Toshihide Kuwabara received his B.E. and M.E. degrees in electrical engineering from Waseda University, Japan, in 1991 and 1993, respectively. Currently, he is a senior engineer at NEC Corporation. His main development work is the design and optimization of millimeter-wave and sub-terahertz radios. He is serving as a TPC member of the IEEE BiCMOS and Compound Semiconductor Integrated Circuits and Technology Symposium (BCICTS).
Yasushi Maruta received his B.E. degree in electrical engineering and his M.E. degree in electronics from Tohoku University in 1994 and 1996, respectively. He joined NEC Corporation in 1996, where he has been engaged in the development of baseband signal processing parts in base-stations for mobile wireless communication. He is currently focusing on massive-MIMO technology enhancement in millimeter-wave and sub-terahertz frequency range.

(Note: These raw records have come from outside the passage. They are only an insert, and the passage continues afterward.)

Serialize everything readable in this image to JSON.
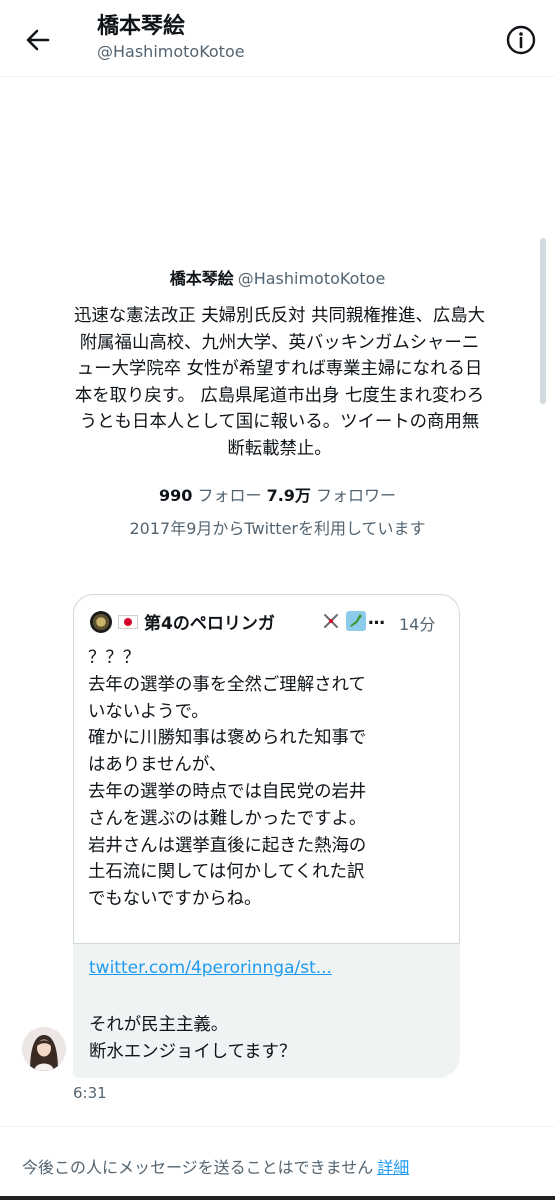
{
  "header": {
    "title": "橋本琴絵",
    "handle": "@HashimotoKotoe",
    "back_icon": "arrow-left-icon",
    "info_icon": "info-circle-icon"
  },
  "profile": {
    "name": "橋本琴絵",
    "handle": "@HashimotoKotoe",
    "bio": "迅速な憲法改正 夫婦別氏反対 共同親権推進、広島大\n附属福山高校、九州大学、英バッキンガムシャーニ\nュー大学院卒 女性が希望すれば専業主婦になれる日\n本を取り戻す。 広島県尾道市出身 七度生まれ変わろ\nうとも日本人として国に報いる。ツイートの商用無\n断転載禁止。",
    "following_count": "990",
    "following_label": "フォロー",
    "followers_count": "7.9万",
    "followers_label": "フォロワー",
    "joined": "2017年9月からTwitterを利用しています"
  },
  "message": {
    "quoted_tweet": {
      "author_name": "第4のペロリンガ",
      "ellipsis": "…",
      "time": "14分",
      "text": "？？？\n去年の選挙の事を全然ご理解されて\nいないようで。\n確かに川勝知事は褒められた知事で\nはありませんが、\n去年の選挙の時点では自民党の岩井\nさんを選ぶのは難しかったですよ。\n岩井さんは選挙直後に起きた熱海の\n土石流に関しては何かしてくれた訳\nでもないですからね。"
    },
    "link": "twitter.com/4perorinnga/st...",
    "text": "それが民主主義。\n断水エンジョイしてます？",
    "timestamp": "6:31"
  },
  "footer": {
    "notice": "今後この人にメッセージを送ることはできません",
    "details_link": "詳細"
  },
  "colors": {
    "accent": "#1d9bf0",
    "text": "#0f1419",
    "secondary_text": "#536471",
    "bubble_bg": "#eff3f4"
  }
}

Tomoya Kaneko received his B.S. degree in physics from the Tokyo University of Science, Japan and his M.S. degree in science from the University of Tsukuba, Japan, in 1984 and 1986, respectively. He joined NEC Corporation, Japan in 1986, where he has been engaged in design and development of microwave and millimeter-wave circuits, their MCMs and sub-systems for radio communication systems. From 1999 to 2002, he was an engineer at NEC America Inc., USA, where he developed GaAs MMICs for millimeter-wave P-P radios. He is currently a senior professional in Wireless Access Development Department of NEC Corporation. His current interests are millimeter-wave technologies and massive-MIMO considering their application to the mobile access networks. He had been serving as a TPC member and an overseas advisor for the IEEE BiCMOS and Compound Semiconductor Integrated Circuits and Technology Symposium (BCICTS) for 12 years.